Dr. Azubi

Lohnerhöhung

Hallo Dr.Azubi, meine Ausbildungsstätte möchte mir 400 Euro mehr Gehalt bezahlen . Ich verdien schon 480 Euro Netto , plus die 400 Euro wären es dann 850 Euro im Moant in meinem 2ten Ausbildungslehrjahr, ist dass in Ordnung oder gibt es da eine Vorschrift?


Re: Lohnerhöhung

Liebe Natascha,

nein, eine diesbezügliche Vorschrift, also Lohnbegrenzung nach oben gibt es nicht.

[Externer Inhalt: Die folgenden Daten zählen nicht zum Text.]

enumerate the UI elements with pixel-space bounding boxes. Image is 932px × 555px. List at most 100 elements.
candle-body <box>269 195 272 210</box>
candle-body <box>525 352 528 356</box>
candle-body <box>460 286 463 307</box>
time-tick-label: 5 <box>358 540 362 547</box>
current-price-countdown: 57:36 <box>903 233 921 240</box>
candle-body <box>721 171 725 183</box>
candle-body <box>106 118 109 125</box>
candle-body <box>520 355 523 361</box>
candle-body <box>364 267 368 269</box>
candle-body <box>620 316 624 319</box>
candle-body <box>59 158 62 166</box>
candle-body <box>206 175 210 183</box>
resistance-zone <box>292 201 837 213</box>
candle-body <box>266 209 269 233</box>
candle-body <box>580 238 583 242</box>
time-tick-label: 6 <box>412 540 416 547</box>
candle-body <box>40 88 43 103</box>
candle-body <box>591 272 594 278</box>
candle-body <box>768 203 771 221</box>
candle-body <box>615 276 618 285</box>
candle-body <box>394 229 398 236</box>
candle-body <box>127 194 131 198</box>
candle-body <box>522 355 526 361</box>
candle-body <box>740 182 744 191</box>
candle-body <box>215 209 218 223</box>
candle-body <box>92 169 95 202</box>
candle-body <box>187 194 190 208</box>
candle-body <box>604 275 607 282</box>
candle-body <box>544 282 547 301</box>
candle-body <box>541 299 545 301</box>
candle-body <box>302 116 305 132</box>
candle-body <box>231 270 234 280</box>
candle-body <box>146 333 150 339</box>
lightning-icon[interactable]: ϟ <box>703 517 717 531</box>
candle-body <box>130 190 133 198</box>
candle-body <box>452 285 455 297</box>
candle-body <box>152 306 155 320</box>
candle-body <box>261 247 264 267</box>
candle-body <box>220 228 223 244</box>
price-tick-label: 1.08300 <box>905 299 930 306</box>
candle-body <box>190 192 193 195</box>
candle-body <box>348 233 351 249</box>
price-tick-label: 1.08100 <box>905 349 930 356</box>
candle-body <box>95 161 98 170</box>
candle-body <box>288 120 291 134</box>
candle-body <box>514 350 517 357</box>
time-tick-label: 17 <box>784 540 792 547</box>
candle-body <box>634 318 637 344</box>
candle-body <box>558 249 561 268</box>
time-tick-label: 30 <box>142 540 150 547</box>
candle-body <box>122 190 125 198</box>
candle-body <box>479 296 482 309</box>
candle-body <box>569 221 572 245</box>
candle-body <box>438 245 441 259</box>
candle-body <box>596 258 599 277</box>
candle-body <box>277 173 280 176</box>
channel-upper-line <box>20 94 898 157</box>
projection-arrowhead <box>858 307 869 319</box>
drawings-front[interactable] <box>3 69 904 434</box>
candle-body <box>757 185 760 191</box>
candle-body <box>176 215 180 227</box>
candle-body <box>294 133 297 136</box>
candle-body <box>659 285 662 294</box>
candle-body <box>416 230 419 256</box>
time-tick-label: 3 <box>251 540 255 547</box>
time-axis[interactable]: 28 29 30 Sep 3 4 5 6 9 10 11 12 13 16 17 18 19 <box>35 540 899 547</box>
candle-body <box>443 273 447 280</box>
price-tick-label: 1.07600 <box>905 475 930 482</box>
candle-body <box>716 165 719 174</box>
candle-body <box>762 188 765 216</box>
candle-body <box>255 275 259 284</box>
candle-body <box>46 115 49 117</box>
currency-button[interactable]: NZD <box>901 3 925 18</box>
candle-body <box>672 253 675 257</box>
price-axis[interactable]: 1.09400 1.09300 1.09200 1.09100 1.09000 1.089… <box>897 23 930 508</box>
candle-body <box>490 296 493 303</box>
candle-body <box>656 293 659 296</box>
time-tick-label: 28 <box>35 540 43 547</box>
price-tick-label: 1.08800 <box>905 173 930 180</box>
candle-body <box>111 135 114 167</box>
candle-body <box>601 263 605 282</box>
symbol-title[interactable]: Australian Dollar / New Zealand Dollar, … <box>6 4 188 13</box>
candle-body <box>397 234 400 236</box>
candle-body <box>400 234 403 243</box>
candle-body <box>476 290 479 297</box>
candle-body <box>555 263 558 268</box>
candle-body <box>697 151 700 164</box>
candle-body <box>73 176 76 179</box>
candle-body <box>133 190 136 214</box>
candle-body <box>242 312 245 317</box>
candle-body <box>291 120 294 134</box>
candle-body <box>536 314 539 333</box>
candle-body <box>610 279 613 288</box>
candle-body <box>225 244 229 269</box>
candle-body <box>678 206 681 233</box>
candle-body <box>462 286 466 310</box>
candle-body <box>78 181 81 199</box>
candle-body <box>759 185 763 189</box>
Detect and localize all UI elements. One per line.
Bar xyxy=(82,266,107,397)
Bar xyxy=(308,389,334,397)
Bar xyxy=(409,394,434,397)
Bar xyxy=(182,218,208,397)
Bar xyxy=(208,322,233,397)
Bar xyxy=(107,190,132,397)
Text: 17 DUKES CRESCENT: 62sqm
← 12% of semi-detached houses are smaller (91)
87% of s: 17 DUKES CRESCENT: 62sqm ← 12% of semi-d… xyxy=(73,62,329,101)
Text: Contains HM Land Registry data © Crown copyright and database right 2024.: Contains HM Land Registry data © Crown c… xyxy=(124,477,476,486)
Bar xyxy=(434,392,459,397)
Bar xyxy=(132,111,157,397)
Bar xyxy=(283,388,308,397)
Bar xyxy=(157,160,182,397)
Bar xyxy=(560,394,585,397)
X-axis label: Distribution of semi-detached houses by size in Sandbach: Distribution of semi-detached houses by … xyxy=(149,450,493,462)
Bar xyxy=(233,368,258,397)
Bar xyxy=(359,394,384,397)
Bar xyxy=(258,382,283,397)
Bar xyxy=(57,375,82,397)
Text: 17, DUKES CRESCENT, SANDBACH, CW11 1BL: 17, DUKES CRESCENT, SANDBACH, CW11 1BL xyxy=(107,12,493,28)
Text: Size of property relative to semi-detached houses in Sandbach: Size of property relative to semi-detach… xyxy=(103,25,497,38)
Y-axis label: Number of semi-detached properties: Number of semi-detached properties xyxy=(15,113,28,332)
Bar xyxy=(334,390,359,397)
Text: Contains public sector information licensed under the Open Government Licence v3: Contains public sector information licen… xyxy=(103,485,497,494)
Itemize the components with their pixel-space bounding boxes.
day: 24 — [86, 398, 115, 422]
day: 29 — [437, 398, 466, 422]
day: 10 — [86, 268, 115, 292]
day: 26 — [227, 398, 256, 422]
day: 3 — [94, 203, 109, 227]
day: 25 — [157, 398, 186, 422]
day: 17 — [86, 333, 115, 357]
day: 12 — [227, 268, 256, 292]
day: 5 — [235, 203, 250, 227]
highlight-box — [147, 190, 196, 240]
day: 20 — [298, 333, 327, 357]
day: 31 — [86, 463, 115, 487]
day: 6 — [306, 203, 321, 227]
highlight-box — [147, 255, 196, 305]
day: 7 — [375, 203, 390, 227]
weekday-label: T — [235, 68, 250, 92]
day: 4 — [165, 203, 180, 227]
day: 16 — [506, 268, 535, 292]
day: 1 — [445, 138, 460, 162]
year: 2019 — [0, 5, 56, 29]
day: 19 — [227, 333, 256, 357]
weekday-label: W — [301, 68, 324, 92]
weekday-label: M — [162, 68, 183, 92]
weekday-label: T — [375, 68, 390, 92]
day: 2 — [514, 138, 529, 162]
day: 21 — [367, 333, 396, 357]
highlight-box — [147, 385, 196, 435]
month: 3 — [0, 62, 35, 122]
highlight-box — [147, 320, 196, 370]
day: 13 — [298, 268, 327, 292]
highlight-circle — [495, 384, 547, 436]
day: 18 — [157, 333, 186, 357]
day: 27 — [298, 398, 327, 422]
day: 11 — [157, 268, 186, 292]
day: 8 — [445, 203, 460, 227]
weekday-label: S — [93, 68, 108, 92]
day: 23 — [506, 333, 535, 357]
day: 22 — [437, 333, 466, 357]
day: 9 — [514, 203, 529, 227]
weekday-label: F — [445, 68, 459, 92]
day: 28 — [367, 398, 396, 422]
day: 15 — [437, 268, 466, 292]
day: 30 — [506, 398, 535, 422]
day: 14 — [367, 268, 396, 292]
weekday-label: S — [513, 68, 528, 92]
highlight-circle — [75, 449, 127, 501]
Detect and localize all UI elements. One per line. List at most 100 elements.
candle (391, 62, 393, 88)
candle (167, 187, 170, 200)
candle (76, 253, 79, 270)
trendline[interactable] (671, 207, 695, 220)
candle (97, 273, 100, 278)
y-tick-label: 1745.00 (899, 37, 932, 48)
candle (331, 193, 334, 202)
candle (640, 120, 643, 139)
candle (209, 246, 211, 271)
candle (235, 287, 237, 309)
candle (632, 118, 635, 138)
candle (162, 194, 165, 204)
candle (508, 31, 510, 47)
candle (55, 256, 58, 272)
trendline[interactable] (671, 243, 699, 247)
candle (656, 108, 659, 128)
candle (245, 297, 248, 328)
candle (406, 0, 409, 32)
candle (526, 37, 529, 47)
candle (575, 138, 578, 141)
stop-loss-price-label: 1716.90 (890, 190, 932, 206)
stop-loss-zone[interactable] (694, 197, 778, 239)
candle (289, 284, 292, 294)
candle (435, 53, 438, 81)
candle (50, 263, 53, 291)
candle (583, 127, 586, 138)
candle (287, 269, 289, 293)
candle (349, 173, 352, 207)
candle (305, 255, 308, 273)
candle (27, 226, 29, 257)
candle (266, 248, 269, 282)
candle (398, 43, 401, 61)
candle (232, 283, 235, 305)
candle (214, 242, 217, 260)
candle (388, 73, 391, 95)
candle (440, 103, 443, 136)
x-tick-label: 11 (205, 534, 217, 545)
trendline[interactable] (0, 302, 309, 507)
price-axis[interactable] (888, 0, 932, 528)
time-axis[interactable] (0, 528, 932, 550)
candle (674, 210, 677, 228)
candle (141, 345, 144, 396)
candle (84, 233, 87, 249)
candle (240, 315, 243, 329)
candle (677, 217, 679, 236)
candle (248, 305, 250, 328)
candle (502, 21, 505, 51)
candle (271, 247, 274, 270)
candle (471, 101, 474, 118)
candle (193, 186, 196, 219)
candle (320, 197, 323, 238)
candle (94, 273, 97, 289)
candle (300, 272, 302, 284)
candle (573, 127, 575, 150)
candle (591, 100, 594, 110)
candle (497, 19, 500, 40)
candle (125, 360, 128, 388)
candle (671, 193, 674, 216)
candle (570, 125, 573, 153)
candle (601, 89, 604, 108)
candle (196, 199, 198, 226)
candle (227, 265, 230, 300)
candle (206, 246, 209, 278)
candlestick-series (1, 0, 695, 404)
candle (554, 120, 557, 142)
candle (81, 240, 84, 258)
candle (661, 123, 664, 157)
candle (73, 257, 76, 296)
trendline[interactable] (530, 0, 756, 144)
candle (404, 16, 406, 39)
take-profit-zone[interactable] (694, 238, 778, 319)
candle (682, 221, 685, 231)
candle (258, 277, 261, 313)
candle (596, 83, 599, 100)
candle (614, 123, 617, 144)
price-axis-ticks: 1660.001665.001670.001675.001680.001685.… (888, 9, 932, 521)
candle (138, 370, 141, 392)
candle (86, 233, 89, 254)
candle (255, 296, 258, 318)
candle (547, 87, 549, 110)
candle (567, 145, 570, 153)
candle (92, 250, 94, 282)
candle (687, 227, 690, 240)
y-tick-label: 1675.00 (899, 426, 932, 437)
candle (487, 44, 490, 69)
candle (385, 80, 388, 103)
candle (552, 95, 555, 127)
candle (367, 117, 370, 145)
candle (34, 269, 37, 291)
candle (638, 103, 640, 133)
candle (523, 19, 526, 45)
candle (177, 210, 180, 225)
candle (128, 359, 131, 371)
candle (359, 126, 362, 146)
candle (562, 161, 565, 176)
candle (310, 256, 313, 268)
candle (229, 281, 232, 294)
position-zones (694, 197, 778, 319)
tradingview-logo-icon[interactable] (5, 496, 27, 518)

Du solltest dich nur darauf vorbereiten, dass du bei einem so viel höheren Verdienst auch höhere Abgaben hast, denn vermutlich müsstest du dann Lohnsteuer zahlen und auch die Einkommensgrenze des Kindergeldes könntest du mit dem Gehalt überschreiten.

Wenn du 2010 mehr als 8924 Euro brutto (8004 Euro plus 920 Euro Werbekostenpauschale) verdienst, erlischt der Kindergeldanspruch rückwirkend.

Die Lohnsteuer wird in den Bundesländern unterschiedlich berechnet, und es kommt auch entscheidend darauf an, in welcher Lohnsteuerklasse du bist (siehe Lohnsteuerkarte).
Ab zirka 800 Euro Bruttoverdienst im Monat wird es bei Lohnsteuerklasse 1 wahrscheinlich, dass du Lohnsteuer zahlen musst. Dann behält der Arbeitgeber neben der Sozialversicherung auch Lohnsteuer und Solidaritätsbeitrag von deiner Vergütung ein und führt sie an das Finanzamt ab! Zudem musst du auch Kirchensteuer zahlen, falls du einer Konfession angehörst. Die Kirchensteuer beträgt zwischen 8 bis 9 Prozent der Lohnsteuer.

Hier kannst du dein Netto-Gehalt ganz einfach ausrechnen und herausfinden, ob du Lohnsteuer zahlen müsstest: www.spiegel.de/wirtschaft/0,1518,223811,00.html

Dies war ein Service deiner Gewerkschaft!

Liebe Grüsse,
Dr. Azubi
P.S. Bitte empfiehl unseren Service weiter!

Re: Lohnerhöhung

Lieber Dr. Azubi,

ich möchte dich darauf hinweisen, dass deine Darstellung zum Thema Kindergeld im Artikel zu Lohnerhöhung nicht ganz richtig ist.

Die Bezugsgröße für das Kindergeld von 8004 Euro ist ein Nettobetrag (Bundesverfassungsgericht Beschluss vom 11. Januar 2005 – 2 BvR 167/02). Das Gericht hat geurteilt, dass vom Bruttoeinkommen des Kindes neben den Werbungskosten von 920 Euro auch die Beiträge zu den Sozialversicherungen (ca. 20,5 Prozent) abgezogen werden können.

Daraus resultiert, dass das Bruttoeinkommen des Kindes im laufenden Kalenderjahr etwas über 10.000 Euro liegen darf.

Bei einer genauen Berechnung und für eine Beratung kann man sich natürlich auch jederzeit an die Gewerkschaft wenden, in der man Mitglied ist.

Viele Grüße
Michael

Re: Lohnerhöhung

Liebe Natascha,

Michael hat Recht, das hatte ich vergessen zu erwähnen - danke für den Hinweis!

Das Bundesverfassungsgericht hat 2005 entschieden, dass die Sozialabgaben bei der Verdienstgrenze nicht als Einkommen gelten. Das heißt: Wenn du über 325 Euro verdienst, zahlst du monatlich ca. 20 Prozent Sozialabgaben, die du von deinem Einkommen abziehen darfst.

Unter www.arbeitsagentur.de steht ein Formulardienst zur Verfügung, der einem beim Ausfüllen des Kindergeldantrages hilft und die gemachten Angaben überprüft!